Emma Pierrard, "Jean Renaud, Les invasions vikings, à l’ouest par-delà la mer, Rennes, Éditions Ouest-France, 2023, 192 p."
Universitaire connu pour ses publications sur la littérature et la civilisation norroises, Jean Renaud fait dans cet ouvrage, Les Invasions vikings, à l’Ouest par-delà la mer, le choix de la vulgarisation scientifique. Il élargit ainsi le champ de ses lecteurs, en sortant du cercle purement universitaire. Fort de ses recherches sur les vikings et de ses années d’enseignement au département d’études nordiques de l’Université de Caen, Jean Renaud détaille avec rigueur et précision l’histoire des raids vikings en Occident.
Il complète son récit, strictement construit, par une cartographie des zones géographiques concernées, ainsi qu’une chronologie détaillée des principaux règnes en Scandinavie et dans les pays occidentaux abordés au fil de l’ouvrage, ce qui aide à comprendre le contexte historique. L’intitulé des chapitres, au sein de chaque partie, rend compte d’une approche à la fois globale et parallèle d’un bout à l’autre de l’Europe. Dans son introduction, l’auteur éclaire le lecteur sur la terminologie ou encore sur la situation antérieure en Scandinavie. Il détaille par exemple l’emploi du terme « viking » et fait état de ce qui génère « le phénomène viking ». Suivent alors les quatre grandes parties du livre : « Prologue » (qui traite de la fin du VIIIe et le début du IXe siècle), « Amplification » (pour le IXe siècle), « Regain ou implantation » (pour les Xe et XIe siècles) et « Épilogue » (consacré aux XIIe et XIIIe siècles). Il résume ensuite succinctement ses propos en conclusion, après avoir brièvement abordé l’impact linguistique et toponymique. Jean Renaud facilite l’accès au contenu de son ouvrage en nous permettant de faire fi de la complexité de l’histoire qu’il retrace.
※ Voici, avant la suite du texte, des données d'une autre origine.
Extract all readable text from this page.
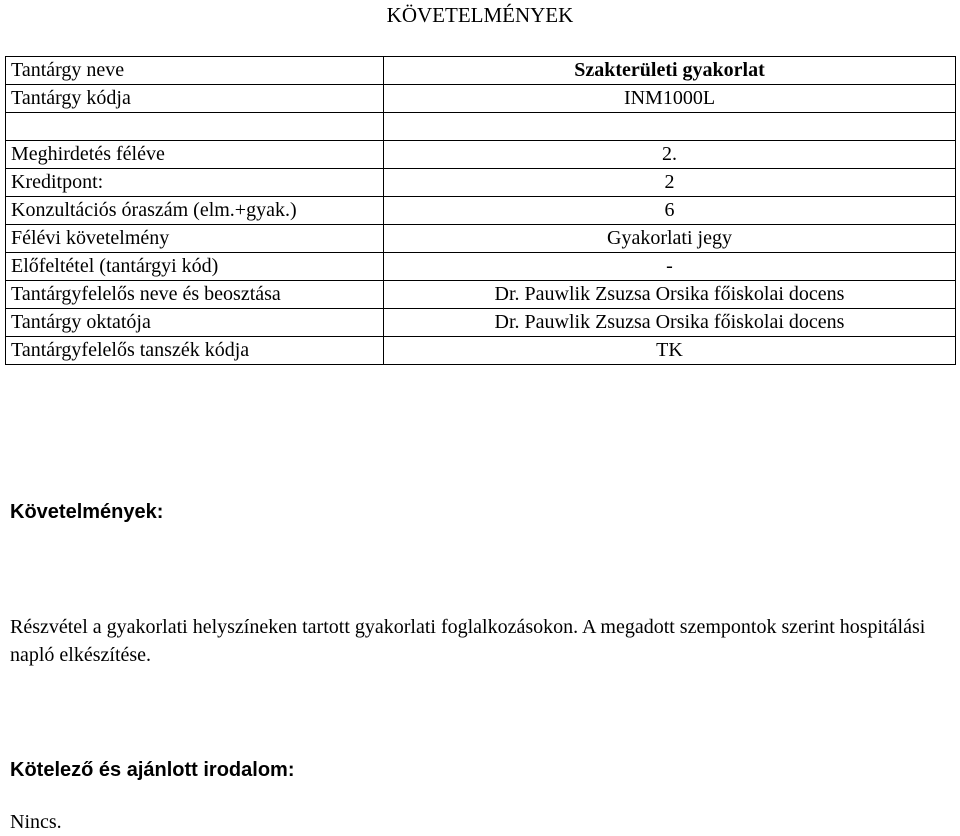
KÖVETELMÉNYEK
Tantárgy neve	Szakterületi gyakorlat
Tantárgy kódja	INM1000L

Meghirdetés féléve	2.
Kreditpont:	2
Konzultációs óraszám (elm.+gyak.)	6
Félévi követelmény	Gyakorlati jegy
Előfeltétel (tantárgyi kód)	-
Tantárgyfelelős neve és beosztása	Dr. Pauwlik Zsuzsa Orsika főiskolai docens
Tantárgy oktatója	Dr. Pauwlik Zsuzsa Orsika főiskolai docens
Tantárgyfelelős tanszék kódja	TK
Követelmények:
Részvétel a gyakorlati helyszíneken tartott gyakorlati foglalkozásokon. A megadott szempontok szerint hospitálási napló elkészítése.
Kötelező és ajánlott irodalom:
Nincs.
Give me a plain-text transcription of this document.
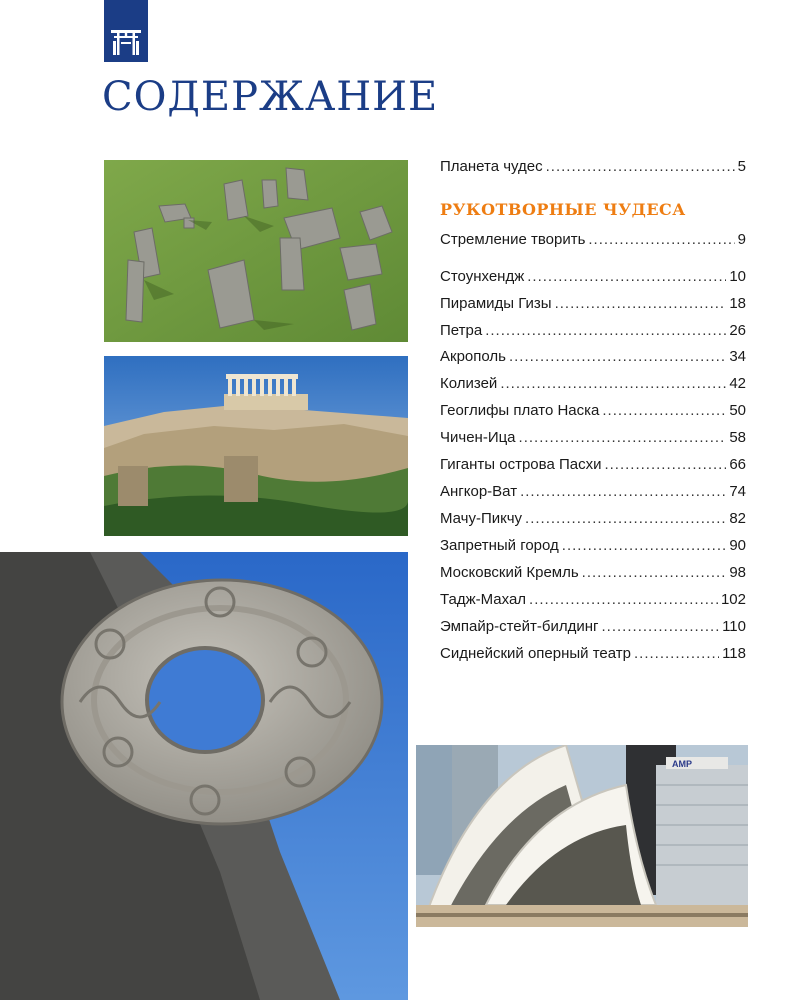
СОДЕРЖАНИЕ
AMP
Планета чудес .....	5
РУКОТВОРНЫЕ ЧУДЕСА
Стремление творить .....	9
Стоунхендж .....	10
Пирамиды Гизы .....	18
Петра .....	26
Акрополь .....	34
Колизей .....	42
Геоглифы плато Наска .....	50
Чичен-Ица .....	58
Гиганты острова Пасхи .....	66
Ангкор-Ват .....	74
Мачу-Пикчу .....	82
Запретный город .....	90
Московский Кремль .....	98
Тадж-Махал .....	102
Эмпайр-стейт-билдинг .....	110
Сиднейский оперный театр .....	118
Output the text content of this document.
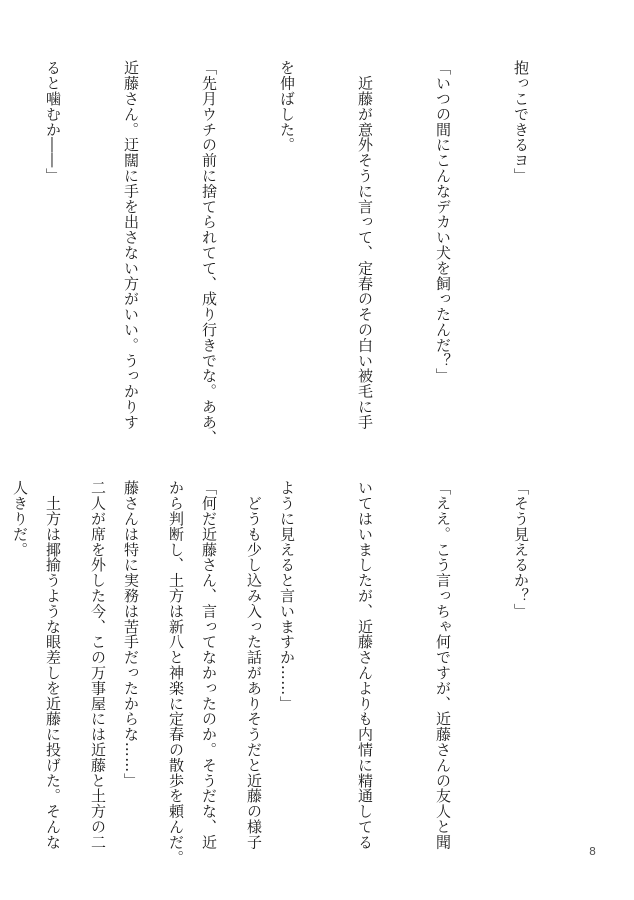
抱っこできるヨ」

「いつの間にこんなデカい犬を飼ったんだ？」

　近藤が意外そうに言って、定春のその白い被毛に手

を伸ばした。

「先月ウチの前に捨てられてて、成り行きでな。ああ、

近藤さん。迂闊に手を出さない方がいい。うっかりす

ると噛むか――」

「そう見えるか？」

「ええ。こう言っちゃ何ですが、近藤さんの友人と聞

いてはいましたが、近藤さんよりも内情に精通してる

ように見えると言いますか……」

「何だ近藤さん、言ってなかったのか。そうだな、近

藤さんは特に実務は苦手だったからな……」

　土方は揶揄うような眼差しを近藤に投げた。そんな

	　どうも少し込み入った話がありそうだと近藤の様子

から判断し、土方は新八と神楽に定春の散歩を頼んだ。

二人が席を外した今、この万事屋には近藤と土方の二

人きりだ。

8
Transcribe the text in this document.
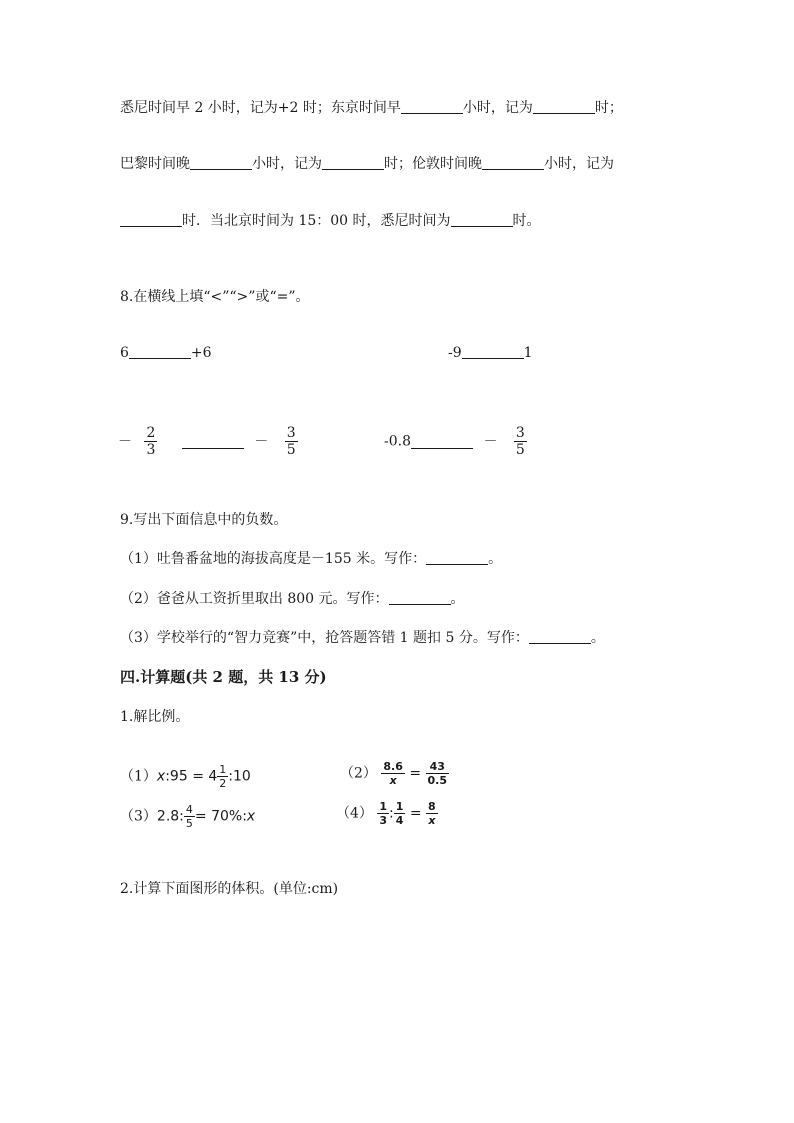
悉尼时间早 2 小时，记为+2 时；东京时间早	小时，记为	时；
巴黎时间晚	小时，记为	时；伦敦时间晚	小时，记为
时．当北京时间为 15：00 时，悉尼时间为	时。
8.在横线上填“<”“>”或“=”。
6	+6	-9	1
－ $\frac{2}{3}$	－ $\frac{3}{5}$	-0.8	－ $\frac{3}{5}$
9.写出下面信息中的负数。
（1）吐鲁番盆地的海拔高度是－155 米。写作：	。
（2）爸爸从工资折里取出 800 元。写作：	。
（3）学校举行的“智力竞赛”中，抢答题答错 1 题扣 5 分。写作：	。
四.计算题(共 2 题，共 13 分)
1.解比例。
（1）x:95 = $4 \frac{1}{2}$ :10	$(2) \frac{8.6}{x} = \frac{43}{0.5}$
（3）2.8: $\frac{4}{5}$ = 70%:x	$(4) \frac{1}{3}$ : $\frac{1}{4} = \frac{8}{x}$
2.计算下面图形的体积。(单位:cm)
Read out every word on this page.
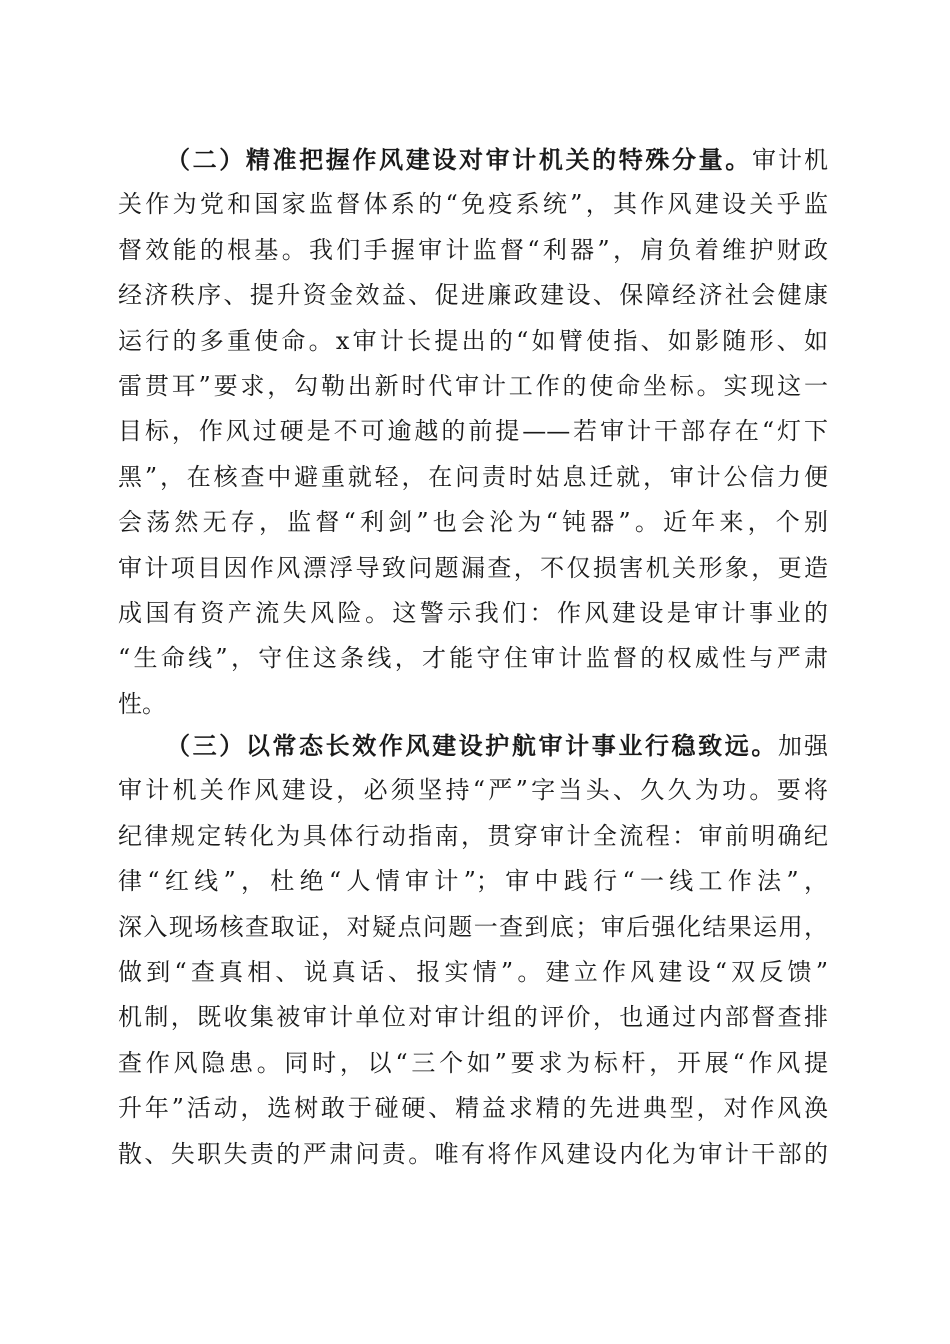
（二）精准把握作风建设对审计机关的特殊分量。审计机
关作为党和国家监督体系的“免疫系统”，其作风建设关乎监
督效能的根基。我们手握审计监督“利器”，肩负着维护财政
经济秩序、提升资金效益、促进廉政建设、保障经济社会健康
运行的多重使命。x审计长提出的“如臂使指、如影随形、如
雷贯耳”要求，勾勒出新时代审计工作的使命坐标。实现这一
目标，作风过硬是不可逾越的前提——若审计干部存在“灯下
黑”，在核查中避重就轻，在问责时姑息迁就，审计公信力便
会荡然无存，监督“利剑”也会沦为“钝器”。近年来，个别
审计项目因作风漂浮导致问题漏查，不仅损害机关形象，更造
成国有资产流失风险。这警示我们：作风建设是审计事业的
“生命线”，守住这条线，才能守住审计监督的权威性与严肃
性。
（三）以常态长效作风建设护航审计事业行稳致远。加强
审计机关作风建设，必须坚持“严”字当头、久久为功。要将
纪律规定转化为具体行动指南，贯穿审计全流程：审前明确纪
律“红线”，杜绝“人情审计”；审中践行“一线工作法”，
深入现场核查取证，对疑点问题一查到底；审后强化结果运用，
做到“查真相、说真话、报实情”。建立作风建设“双反馈”
机制，既收集被审计单位对审计组的评价，也通过内部督查排
查作风隐患。同时，以“三个如”要求为标杆，开展“作风提
升年”活动，选树敢于碰硬、精益求精的先进典型，对作风涣
散、失职失责的严肃问责。唯有将作风建设内化为审计干部的
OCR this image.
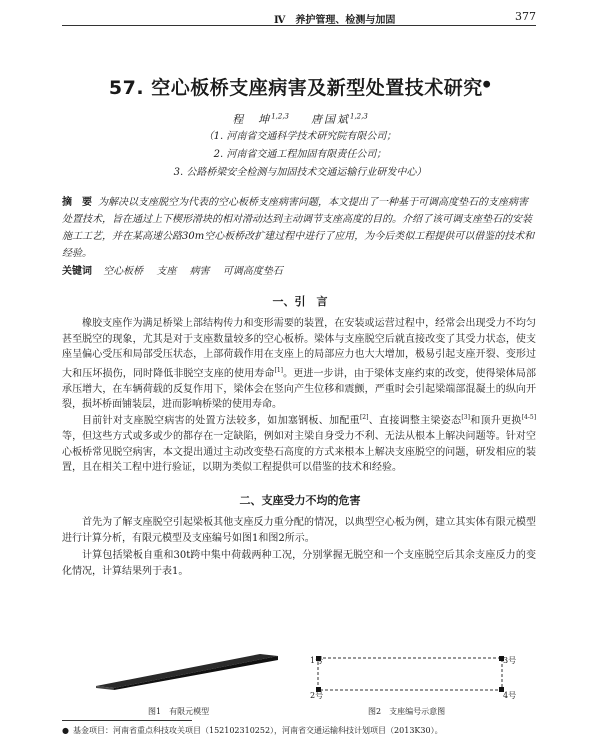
Ⅳ　养护管理、检测与加固	377
57. 空心板桥支座病害及新型处置技术研究●
程　坤$^{1,2,3}$ 唐国斌$^{1,2,3}$
（1. 河南省交通科学技术研究院有限公司；
2. 河南省交通工程加固有限责任公司；
3. 公路桥梁安全检测与加固技术交通运输行业研发中心）
摘　要 为解决以支座脱空为代表的空心板桥支座病害问题，本文提出了一种基于可调高度垫石的支座病害处置技术，旨在通过上下楔形滑块的相对滑动达到主动调节支座高度的目的。介绍了该可调支座垫石的安装施工工艺，并在某高速公路30m空心板桥改扩建过程中进行了应用，为今后类似工程提供可以借鉴的技术和经验。
关键词 空心板桥 支座 病害 可调高度垫石
一、引　言
橡胶支座作为满足桥梁上部结构传力和变形需要的装置，在安装或运营过程中，经常会出现受力不均匀甚至脱空的现象，尤其是对于支座数量较多的空心板桥。梁体与支座脱空后就直接改变了其受力状态，使支座呈偏心受压和局部受压状态，上部荷载作用在支座上的局部应力也大大增加，极易引起支座开裂、变形过大和压坏损伤，同时降低非脱空支座的使用寿命[1]。更进一步讲，由于梁体支座约束的改变，使得梁体局部承压增大，在车辆荷载的反复作用下，梁体会在竖向产生位移和震颤，严重时会引起梁端部混凝土的纵向开裂，损坏桥面铺装层，进而影响桥梁的使用寿命。
目前针对支座脱空病害的处置方法较多，如加塞钢板、加配重[2]、直接调整主梁姿态[3]和顶升更换[4-5]等，但这些方式或多或少的都存在一定缺陷，例如对主梁自身受力不利、无法从根本上解决问题等。针对空心板桥常见脱空病害，本文提出通过主动改变垫石高度的方式来根本上解决支座脱空的问题，研发相应的装置，且在相关工程中进行验证，以期为类似工程提供可以借鉴的技术和经验。
二、支座受力不均的危害
首先为了解支座脱空引起梁板其他支座反力重分配的情况，以典型空心板为例，建立其实体有限元模型进行计算分析，有限元模型及支座编号如图1和图2所示。
计算包括梁板自重和30t跨中集中荷载两种工况，分别掌握无脱空和一个支座脱空后其余支座反力的变化情况，计算结果列于表1。
1号
2号
3号
4号
图1　有限元模型	图2　支座编号示意图
● 基金项目：河南省重点科技攻关项目（152102310252），河南省交通运输科技计划项目（2013K30）。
Le récit est bâti sur une chronologique linéaire – de la fin du VIIIe siècle jusqu’au début du XIIIe – et parfaitement détaillée. En effet, nous suivons les évènements de toute la période liée aux expéditions vikings en nous concentrant sur des zones géographiques déterminées, annoncées en titre de chaque chapitre : nous explorons ainsi les différents territoires qui constituent le continent européen et au-delà. Tout en respectant la chronologie, l’ouvrage invite le lecteur – en quelque sorte – à zoomer sur ces divers territoires et à observer ce qui s’y passe. Le « Prologue » présente le contexte historique de chacun, afin de mieux appréhender son évolution lorsque les vikings surviennent.
La deuxième partie, consacrée à l’amplification des invasions vikings, est donc la suite logique (et chronologique) du prologue. Nous suivons aussi bien le déclin de l’Empire carolingien que les conflits opposant les rois irlandais, tout en assistant aux raids des vikings en ces périodes troublées. Nous voyons leurs navires franchir le détroit de Gibraltar, après un affrontement avec l’émir de Cordoue. Les vikings entament ensuite une longue série d’incursions et de pillages en Méditerranée, mais se retrouvent néanmoins piégés à leur retour par une flotte musulmane : ils passeront en force en subissant de nouvelles pertes et ils rejoindront l’embouchure de la Loire et la Francie, où la pression scandinave augmente. Les récits d’attaques et de batailles illustrent l’ampleur des conséquences en Europe. La fin de cette deuxième partie montre à quel point les vikings commencent à plus ou moins se fixer en différents endroits.
Intitulée « Regain ou implantation », la troisième partie détaille la suite des péripéties. Nous constatons les différentes alliances qui se font et se défont entre rois irlandais et chefs scandinaves, pour plus de pouvoir et d’avantages. Sur le continent, les vikings quittent la Bretagne après plusieurs revers, tandis qu’en Normandie ils se sédentarisent de plus en plus, non sans peine, après la cession du comté de Rouen à Rollon. L’Islande et les îles Féroé, pour leur part, parachèvent leur colonisation. Majoritairement norvégiens, parfois après un passage par l’Irlande, les colons organisent les premières assemblées, établissent les premières lois, et leur communauté prospère, tandis qu’une conversion au christianisme s’avérera bientôt une nécessité. En Irlande, les établissements scandinaves à Dublin et le long de la côte résistent longtemps mais retourneront finalement aux mains des Irlandais, tandis qu’en Angleterre les Anglo-Saxons peinent à regagner le contrôle des territoires colonisés par les vikings qui y défendent leurs intérêts, puis subissent une nouvelle offensive aux allures de conquête, venue directement du Danemark : plusieurs souverains danois parviendront à s’emparer du trône. Et par ailleurs, il est également question de la petite colonie viking du Groenland et des expéditions maritimes menées à partir de là jusque vers les côtes américaines et le golfe du Saint-Laurent, où pousse la vigne – d’où le nom norrois Vínland. Une possible tentative d’implantation tourne court, du fait du manque de rentabilité et de l’hostilité des indigènes.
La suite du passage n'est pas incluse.